While doing basic monitoring we saw in logs below message that the sockets are showing reset and managed servers status on admin console were outdated.
[weblogic.rjvm.PeerGoneException: No message was received for: '240' seconds] [ServiceException]>
On more investigation we found that it was due to a network failure between machines and managed servers. The inconsistency of the cluster was caused because of the network connectivity issues.
AdminMBean (Runtime Bean) will poll to the members in the cluster periodically. The polling failed due to the Peer Gone exception.
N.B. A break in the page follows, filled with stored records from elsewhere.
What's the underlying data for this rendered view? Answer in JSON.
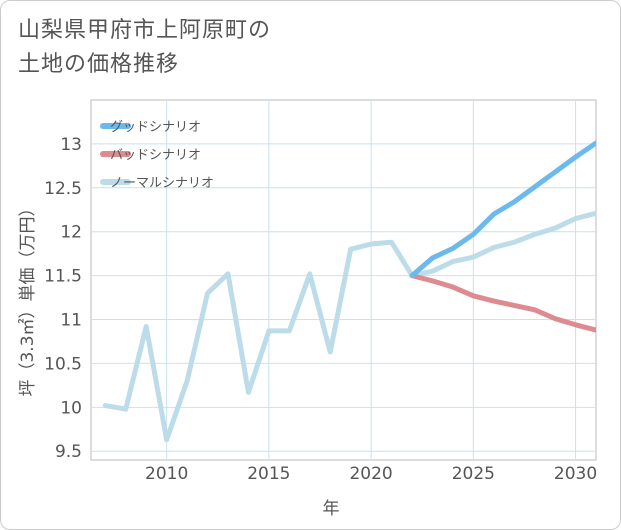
{
  "chart_data": {
    "type": "line",
    "title_lines": [
      "山梨県甲府市上阿原町の",
      "土地の価格推移"
    ],
    "xlabel": "年",
    "ylabel": "坪（3.3㎡）単価（万円）",
    "xlim": [
      2006.3,
      2031
    ],
    "ylim": [
      9.4,
      13.5
    ],
    "x_ticks": [
      2010,
      2015,
      2020,
      2025,
      2030
    ],
    "y_ticks": [
      9.5,
      10,
      10.5,
      11,
      11.5,
      12,
      12.5,
      13
    ],
    "x_tick_labels": [
      "2010",
      "2015",
      "2020",
      "2025",
      "2030"
    ],
    "y_tick_labels": [
      "9.5",
      "10",
      "10.5",
      "11",
      "11.5",
      "12",
      "12.5",
      "13"
    ],
    "grid": true,
    "legend_position": "top-left",
    "series": [
      {
        "name": "グッドシナリオ",
        "color": "#6cb9ec",
        "x": [
          2022,
          2023,
          2024,
          2025,
          2026,
          2027,
          2028,
          2029,
          2030,
          2031
        ],
        "y": [
          11.5,
          11.7,
          11.81,
          11.97,
          12.2,
          12.34,
          12.51,
          12.68,
          12.85,
          13.01
        ]
      },
      {
        "name": "バッドシナリオ",
        "color": "#dd8a91",
        "x": [
          2022,
          2023,
          2024,
          2025,
          2026,
          2027,
          2028,
          2029,
          2030,
          2031
        ],
        "y": [
          11.5,
          11.44,
          11.37,
          11.27,
          11.21,
          11.16,
          11.11,
          11.01,
          10.94,
          10.88
        ]
      },
      {
        "name": "ノーマルシナリオ",
        "color": "#bcdcea",
        "x": [
          2007,
          2008,
          2009,
          2010,
          2011,
          2012,
          2013,
          2014,
          2015,
          2016,
          2017,
          2018,
          2019,
          2020,
          2021,
          2022,
          2023,
          2024,
          2025,
          2026,
          2027,
          2028,
          2029,
          2030,
          2031
        ],
        "y": [
          10.02,
          9.98,
          10.92,
          9.63,
          10.3,
          11.3,
          11.52,
          10.17,
          10.87,
          10.87,
          11.52,
          10.63,
          11.8,
          11.86,
          11.88,
          11.5,
          11.55,
          11.66,
          11.71,
          11.82,
          11.88,
          11.97,
          12.04,
          12.15,
          12.21
        ]
      }
    ]
  }
}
Usually this exception occurrs due to network failure. The exceptions are thrown due to the issue in synchronization of the members in the cluster
Eg: Exception stack trace:
Unexpected Exception - with nested exception: [weblogic.rjvm.PeerGoneException: No message was received for: '240' seconds] [ServiceException]> [weblogic.rjvm.PeerGoneException: No message was received for: '240' seconds] [ServiceException]> weblogic.jms.dispatcher.DispatcherException: Could not register a HeartbeatMonitorListener for [Delegate(32547220) [[email protected] RMI:weblogic.jms.dispatcher.DispatcherImpl:0000000000000000 @ipaddress:port , class weblogic.jms.dispatcher.DispatcherImpl]] for weblogic.jms.C:SP-Scale-93241:3kx:-i at weblogic.jms.dispatcher.DispatcherWrapperState.addPeerGoneListener(DispatcherWrapperState.java:580)
To fix this kind of issues make sure all the network issues are resolved across the cluster configuration eg. providing Valid IP Addresses/DNS names/Port numbers and restart the WebLogic Server.
For more knowledge on what exactly the network issue we can use tools like below and analyse it.
mtr, tcpdump and tshark – Useful for seeing what’s happening in network.
Netcat. Test if TCP services are listening.